Epilogue (subtitle: now that wasn’t so smart, was it?)

I had gotten a mistaken impression that my flight was to depart at 7:20 PM rather than 8:20 PM. So I hurried and limped out of the hotel shortly after 4 PM thinking that Metro service to the airport on a Sunday might not be particularly reliable. Indeed between the time I arrived at the Syntagma station via Akropoli and the next train to the airport, there was nearly 30 minute wait – most of which I spent at Plakentias station four stops away from the airport.

Despite the delays on the Metro, I essentially arrived at the airport before my flight’s check-in was supposed to open. I was a bit chagrined. I could have taken a more leisurely stroll. I could have wandered around in the ancient Agora and maybe the Roman Agora rather than rushing past it. Passport check for leaving Athens took a bit longer compared to entering. The airport had free internet, but I didn’t have enough material written down for another post.

Once on the plane, I fell asleep for perhaps two-thirds of the flight. Too tired. Usually I would have trouble sleeping on the plane even if I tried. Maybe half dozen people from the UK contingent of the Salsa congress was on this flight, but I didn’t interact with them except for a few brief moments before boarding the flight.

The flight was supposed to land at 10:20. The coach to Cambridge was due to leave Luton Airport at 11:25 with next coach having a terrible schedule. So I knew that there was an element of risk in having chosen this itinerary. The flight arrived more or less on time, but the trouble started with a long delay in getting the mobile stairs ready to allow passengers to disembark.

Twenty minutes later a ridiculously long queue faced us as we climbed up from the landing strip to the airport terminal. The line stretched so that newly arriving passengers was thrust onto a middle of a very long queue with no end in sight on both sides. Probably more than half the people on our flight ended up cutting into the middle of the existing line because the alternative was to struggle past a throng of people occupying the other half of the corridor to get to actual end of the line – wherever that was.

It was either the longest queue I have ever been on for passport control or a close second. This is saying a lot because I find that these passport control queues are always poor – requiring 15 to 30 minutes most of the time. On the other hand, the other European cities have been much better for me whether it was Munich, Jerez, Madrid, Prague, Hamburg or Athens. I missed my coach by a solid 20 minutes.

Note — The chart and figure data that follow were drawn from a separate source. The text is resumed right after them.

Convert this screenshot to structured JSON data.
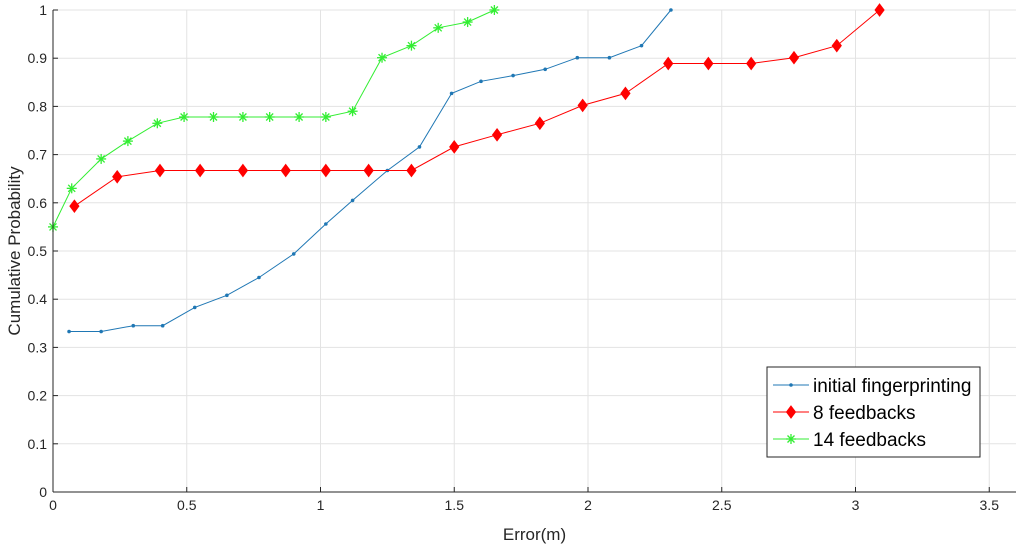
{
  "chart_data": {
    "type": "line",
    "title": "",
    "xlabel": "Error(m)",
    "ylabel": "Cumulative Probability",
    "xlim": [
      0,
      3.6
    ],
    "ylim": [
      0,
      1
    ],
    "x_ticks": [
      0,
      0.5,
      1,
      1.5,
      2,
      2.5,
      3,
      3.5
    ],
    "x_tick_labels": [
      "0",
      "0.5",
      "1",
      "1.5",
      "2",
      "2.5",
      "3",
      "3.5"
    ],
    "y_ticks": [
      0,
      0.1,
      0.2,
      0.3,
      0.4,
      0.5,
      0.6,
      0.7,
      0.8,
      0.9,
      1
    ],
    "y_tick_labels": [
      "0",
      "0.1",
      "0.2",
      "0.3",
      "0.4",
      "0.5",
      "0.6",
      "0.7",
      "0.8",
      "0.9",
      "1"
    ],
    "grid": true,
    "legend_position": "bottom-right",
    "series": [
      {
        "name": "initial fingerprinting",
        "color": "#1f77b4",
        "marker": "dot",
        "x": [
          0.06,
          0.18,
          0.3,
          0.41,
          0.53,
          0.65,
          0.77,
          0.9,
          1.02,
          1.12,
          1.25,
          1.37,
          1.49,
          1.6,
          1.72,
          1.84,
          1.96,
          2.08,
          2.2,
          2.31
        ],
        "y": [
          0.333,
          0.333,
          0.345,
          0.345,
          0.383,
          0.408,
          0.445,
          0.494,
          0.556,
          0.605,
          0.667,
          0.716,
          0.827,
          0.852,
          0.864,
          0.877,
          0.901,
          0.901,
          0.926,
          1.0
        ]
      },
      {
        "name": "8 feedbacks",
        "color": "#ff0000",
        "marker": "diamond",
        "x": [
          0.08,
          0.24,
          0.4,
          0.55,
          0.71,
          0.87,
          1.02,
          1.18,
          1.34,
          1.5,
          1.66,
          1.82,
          1.98,
          2.14,
          2.3,
          2.45,
          2.61,
          2.77,
          2.93,
          3.09
        ],
        "y": [
          0.593,
          0.654,
          0.667,
          0.667,
          0.667,
          0.667,
          0.667,
          0.667,
          0.667,
          0.716,
          0.741,
          0.765,
          0.802,
          0.827,
          0.889,
          0.889,
          0.889,
          0.901,
          0.926,
          1.0
        ]
      },
      {
        "name": "14 feedbacks",
        "color": "#33ee33",
        "marker": "asterisk",
        "x": [
          0.0,
          0.07,
          0.18,
          0.28,
          0.39,
          0.49,
          0.6,
          0.71,
          0.81,
          0.92,
          1.02,
          1.12,
          1.23,
          1.34,
          1.44,
          1.55,
          1.65
        ],
        "y": [
          0.55,
          0.63,
          0.691,
          0.728,
          0.765,
          0.778,
          0.778,
          0.778,
          0.778,
          0.778,
          0.778,
          0.79,
          0.901,
          0.926,
          0.963,
          0.975,
          1.0
        ]
      }
    ]
  }
}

What next? I knew that the next coach would not arrive for quite some time and would not get to Cambridge until early in the morning. Going to London central to catch the train would not have been any better. So eat something first. I unnecessarily used the internet to check the National Express schedule. Next coach was scheduled to leave at 2:55.

I took a fast-moving coach to Stansted while struggling with overheated bus. The waiting station at Stansted on the other hand was freezing cold. I finally got on the coach connection to Cambridge departing around 5 and arriving around 5:45 AM. At least this coach had a more reasonable if slightly cool temperature. There was no sign of taxi anywhere so I walked home breathing in cold air – a shock compared to mild Athens. Just like that the plan to rest on Sunday night to get a better handle on the week went down the chutes with nearly 6 hours added to the return trip. I think this night easily would rank as one my personal top-10 worst nights ever.

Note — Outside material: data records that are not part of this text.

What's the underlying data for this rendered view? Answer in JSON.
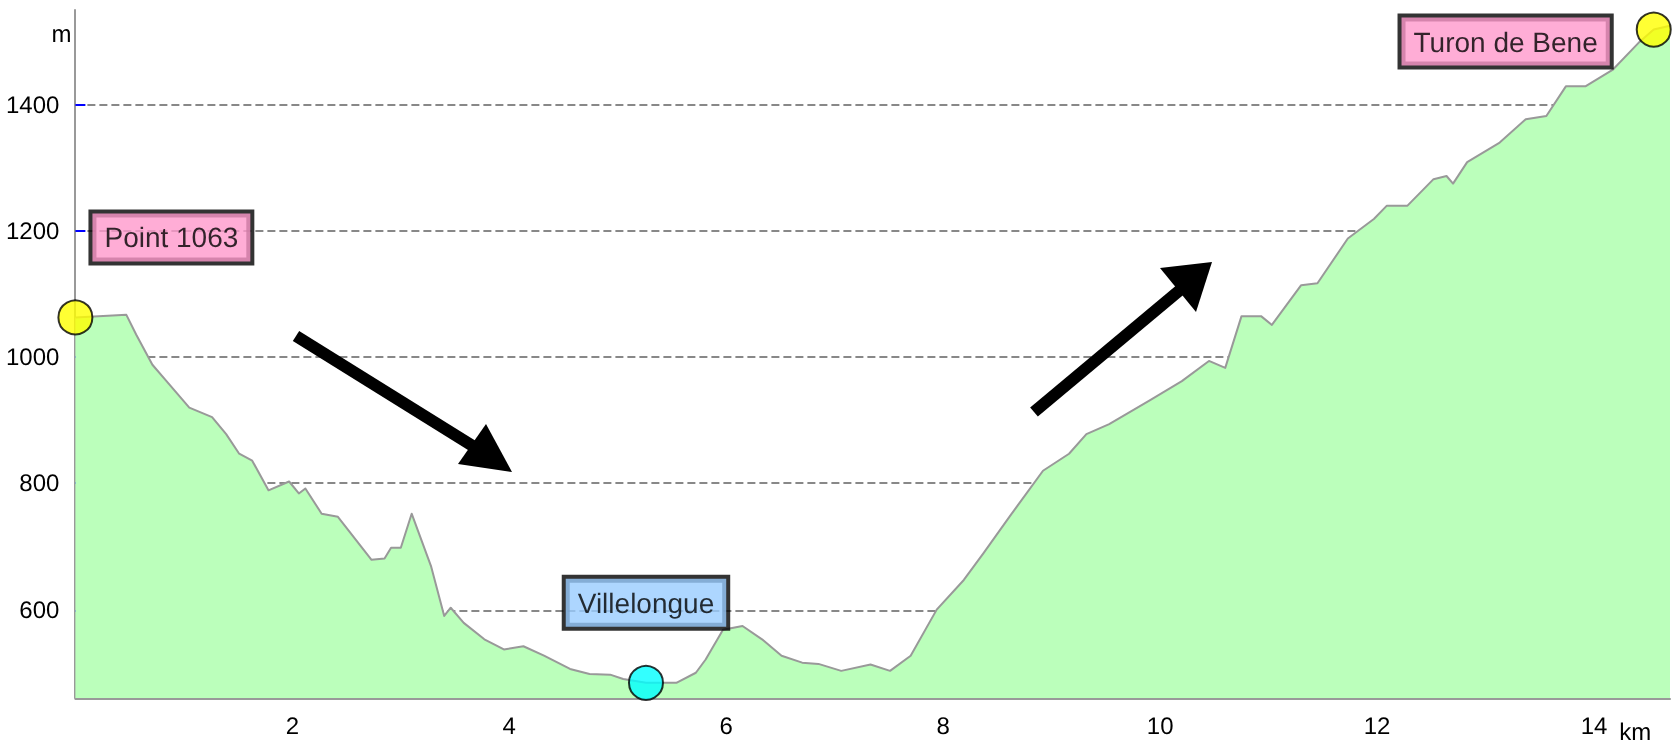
{
  "chart_data": {
    "type": "area",
    "xlabel": "km",
    "ylabel": "m",
    "xlim": [
      0,
      14.7
    ],
    "ylim": [
      460,
      1550
    ],
    "xticks": [
      2,
      4,
      6,
      8,
      10,
      12,
      14
    ],
    "yticks": [
      600,
      800,
      1000,
      1200,
      1400
    ],
    "grid": "y",
    "series": [
      {
        "color": "#bbffbb",
        "marker": "none",
        "x": [
          0,
          0.47,
          0.56,
          0.71,
          0.84,
          1.05,
          1.26,
          1.39,
          1.51,
          1.63,
          1.78,
          1.97,
          2.06,
          2.12,
          2.27,
          2.42,
          2.73,
          2.85,
          2.91,
          3.0,
          3.1,
          3.28,
          3.4,
          3.46,
          3.58,
          3.77,
          3.95,
          4.13,
          4.32,
          4.56,
          4.74,
          4.93,
          5.05,
          5.26,
          5.54,
          5.72,
          5.81,
          5.97,
          6.15,
          6.33,
          6.51,
          6.7,
          6.85,
          7.06,
          7.33,
          7.51,
          7.7,
          7.94,
          8.19,
          8.37,
          8.61,
          8.92,
          9.16,
          9.32,
          9.53,
          9.9,
          10.2,
          10.45,
          10.6,
          10.75,
          10.93,
          11.03,
          11.3,
          11.45,
          11.73,
          11.97,
          12.09,
          12.28,
          12.52,
          12.64,
          12.7,
          12.83,
          13.13,
          13.37,
          13.56,
          13.74,
          13.92,
          14.17,
          14.41,
          14.55,
          14.7
        ],
        "values": [
          1063,
          1067,
          1036,
          988,
          962,
          920,
          905,
          878,
          847,
          836,
          789,
          803,
          784,
          792,
          752,
          747,
          679,
          681,
          698,
          698,
          752,
          668,
          590,
          603,
          579,
          553,
          537,
          542,
          527,
          506,
          498,
          497,
          490,
          484,
          484,
          500,
          521,
          568,
          574,
          553,
          527,
          516,
          514,
          503,
          513,
          503,
          527,
          600,
          647,
          689,
          747,
          820,
          847,
          878,
          894,
          931,
          962,
          994,
          983,
          1065,
          1065,
          1051,
          1114,
          1117,
          1188,
          1219,
          1240,
          1240,
          1282,
          1287,
          1275,
          1309,
          1340,
          1377,
          1382,
          1429,
          1429,
          1455,
          1498,
          1519,
          1525
        ]
      },
      {
        "type": "scatter",
        "marker": "circle",
        "x": [
          0,
          5.26,
          14.55
        ],
        "values": [
          1063,
          484,
          1519
        ],
        "colors": [
          "#ffff00",
          "#00ffff",
          "#ffff00"
        ]
      }
    ],
    "annotations": [
      {
        "text": "Point 1063",
        "x": 0,
        "y": 1063
      },
      {
        "text": "Villelongue",
        "x": 5.26,
        "y": 484
      },
      {
        "text": "Turon de Bene",
        "x": 14.55,
        "y": 1519
      }
    ]
  }
}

Did I mention I long to get out of this endless source for frustration I call England? I have been thinking periodically about whether leaving would be sensible no more than a month or two after arriving and more or less on yearly basis. I suppose I will look back on my times here fondly after a passage of time, but I do look forward to leaving.

December 2, 2008

After


Some loser on an internet forum found an early draft of this post, and he decided to copy and paste a segment of my posts. I think his editing skills are dubious at best, and it is a little unfortunate to have to live with unfinished and rough abridged draft of my writing floating in the internet away from my control.

Settling back to normal pace likely would take a few days. Next adventure through those doors will happen soon – maybe as early as tonight.